Потом мы приехали в Наяхан, говорим милиционеру: «Мы там вашего зека убили». «А труп где дели?» — спрашивает. «В костер бросили». «Правильно сделали» — говорит. «А-то мы думаем, где он бегает?»

— Не жалко было? — спрашиваю старика.

— Конечно, жалко, — соглашается тот. — Медведя, который в нору зимой прятаться не желает, а везде шарахается, тоже жалко убивать. Если не убьешь, он оленей скушает, тибя скушает, все равно до весны сдохнет. Зеки тоже так само. Они меня с Хенули тоже чуть совсем не скушали. Мы в Мэрингу кочевали. Там, где тенкели — ручей совсем под ольховник залез — зеки, которые с тюрьмы убежали, совсем как ты, в валенках ходили, весь снег истоптали. Мы пошли посмотреть, а там нора, из которой золото ковыряли. Костер горит, и зеки вот так сидят. Семь, нет восемь голов. Только один лежал, наверно совсем подох. Один меня увидел и кричит: «Вот и мясо пришло!» Схватил меня и вот так держит. Я испугался, вырываться стал, он упал и кричит, чтобы те держали. Они меня тоже руками хватают и тоже падают. Совсем ослабели. Хенули тоже держать не могли, только штаны вот здесь ножом порезали…

— Куда они потом девались?

Старик пожал плечами:

— Подохли наверно, я же говорил, совсем слабые. Снег вот такой был, куда они пойдут? Мы потом следы вокруг смотрели, ни одного не было. Даже петли, которые эти зеки на зайцев поставили, непроверенные остались…

Помолчали. Старик закурил снова, снова сплюнул под ноги и, показалось, так с папиросой в руке задремал. Но нет. Поднял щепку, поправил горящие в печке дрова, передвинул поближе к середине чайник.

Возвращаю его к вчерашним событиям:

— А с той женщиной, которую везли с обвязанной головой, что сделали?

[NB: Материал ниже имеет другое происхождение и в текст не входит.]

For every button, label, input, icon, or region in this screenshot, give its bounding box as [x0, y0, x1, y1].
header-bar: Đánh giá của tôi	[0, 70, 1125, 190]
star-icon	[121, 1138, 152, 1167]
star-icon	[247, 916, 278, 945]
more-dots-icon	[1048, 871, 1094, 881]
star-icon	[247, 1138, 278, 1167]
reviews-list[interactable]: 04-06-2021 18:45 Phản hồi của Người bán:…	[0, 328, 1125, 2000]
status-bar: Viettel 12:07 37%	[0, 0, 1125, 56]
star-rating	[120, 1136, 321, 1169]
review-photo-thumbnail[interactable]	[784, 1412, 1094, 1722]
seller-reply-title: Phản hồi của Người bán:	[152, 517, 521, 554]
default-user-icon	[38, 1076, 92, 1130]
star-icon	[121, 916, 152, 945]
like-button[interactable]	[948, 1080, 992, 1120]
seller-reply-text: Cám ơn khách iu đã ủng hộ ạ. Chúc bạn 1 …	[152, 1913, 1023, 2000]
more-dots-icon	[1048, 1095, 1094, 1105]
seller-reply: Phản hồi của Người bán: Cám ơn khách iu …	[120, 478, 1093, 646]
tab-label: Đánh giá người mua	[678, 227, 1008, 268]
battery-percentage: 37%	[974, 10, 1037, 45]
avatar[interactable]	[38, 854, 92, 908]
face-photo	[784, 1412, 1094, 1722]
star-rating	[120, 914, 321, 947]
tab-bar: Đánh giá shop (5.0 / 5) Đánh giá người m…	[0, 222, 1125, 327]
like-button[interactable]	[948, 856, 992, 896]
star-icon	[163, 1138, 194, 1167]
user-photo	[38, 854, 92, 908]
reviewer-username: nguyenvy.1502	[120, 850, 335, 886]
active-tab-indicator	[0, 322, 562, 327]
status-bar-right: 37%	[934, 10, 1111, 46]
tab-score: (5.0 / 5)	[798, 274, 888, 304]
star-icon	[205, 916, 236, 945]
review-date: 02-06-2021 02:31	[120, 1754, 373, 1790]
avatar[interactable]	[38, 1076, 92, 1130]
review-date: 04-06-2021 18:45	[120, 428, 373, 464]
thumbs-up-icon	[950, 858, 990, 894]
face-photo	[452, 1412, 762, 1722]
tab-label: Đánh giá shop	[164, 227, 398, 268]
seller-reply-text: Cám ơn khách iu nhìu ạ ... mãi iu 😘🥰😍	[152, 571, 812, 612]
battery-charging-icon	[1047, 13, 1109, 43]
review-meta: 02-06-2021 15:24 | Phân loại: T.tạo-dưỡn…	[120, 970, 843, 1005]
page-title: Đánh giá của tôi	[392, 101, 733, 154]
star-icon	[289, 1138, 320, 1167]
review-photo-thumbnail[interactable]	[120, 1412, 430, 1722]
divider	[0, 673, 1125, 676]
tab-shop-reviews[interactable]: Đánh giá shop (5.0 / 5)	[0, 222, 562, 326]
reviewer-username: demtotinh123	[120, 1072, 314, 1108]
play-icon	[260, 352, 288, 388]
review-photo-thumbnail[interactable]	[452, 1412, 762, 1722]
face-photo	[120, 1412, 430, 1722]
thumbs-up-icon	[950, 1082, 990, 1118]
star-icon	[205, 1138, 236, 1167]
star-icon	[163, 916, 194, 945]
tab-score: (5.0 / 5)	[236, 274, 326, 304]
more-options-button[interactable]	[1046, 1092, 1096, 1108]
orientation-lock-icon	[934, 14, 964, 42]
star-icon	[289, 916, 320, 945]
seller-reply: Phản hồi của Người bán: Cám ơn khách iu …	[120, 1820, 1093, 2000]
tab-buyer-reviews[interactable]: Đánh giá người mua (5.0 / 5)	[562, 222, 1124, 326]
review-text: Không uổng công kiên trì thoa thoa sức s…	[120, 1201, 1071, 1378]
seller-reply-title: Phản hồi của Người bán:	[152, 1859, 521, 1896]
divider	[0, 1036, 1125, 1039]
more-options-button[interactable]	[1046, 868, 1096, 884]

Старик удивленно посмотрел на меня:

— Не слышишь, что ли? Тебе скоро совсем подыхать надо. Я же говорю, совсем жить не хотела. Сначала долго болела, потом вчера утром Улита видит, у Нючи на постели мышь хурулбу отелила. Мыши такие, совсем маленькие и голые родились. Если на такой шкуре спать кто ляжет, обязательно потом скоро подохнет. Пусть сколько угодно много времени пройдет. Хатачан, с которой ты дрова таскал, шаманка немного. Она сказала, что всем нужно далеко кочевать, чтобы болезни совсем бабушку Нючи потеряли. Если бабушка Нючи будет видеть, куда ее везут, они из ее головы все узнают и никогда не отстанут. Болезни все равно как черт, только черную собаку и огонь боятся. А ты совсем болезнь от нее прогнал. Я же говорю, теперь тебя все женщины любят. Бабушка Нючи говорит, воняешь правильно. Все равно пастух…

Насчет запаха, она права. Я сильно потею, а какое здесь купание? Бабуля даже через тряпку унюхала.

Старик снял чайник, подложив дров, присел у открытой дверцы. Блики огня играют на потемневшем от мороза и ветра лице, искорками поблескивают на бусинках малахая. Лицо гостя спокойное и немного сонное. Какое-то время он молчал, уйдя в свои мысли, наконец, заговорил снова:

— На Чуромде, где бабушка Нючи заболела, мясо на вешалах осталось. Женщины быстро торопились, мясо забрать не успели. Олень придет, кушать будет. Так нельзя. Грех. Потом олени подыхать будут. Болезни всякие будут. Тибе надо туда кочевать, все мясо забирать. Заяц, такая гада, только рту и брюху сладко. После зайца спать хорошо, а бегать долго не будешь, даже беременная важенка тибя обгонит. Тибе надо оленя кушать, потом Хятачан под полог тащить. Ты ей тоже нравишься…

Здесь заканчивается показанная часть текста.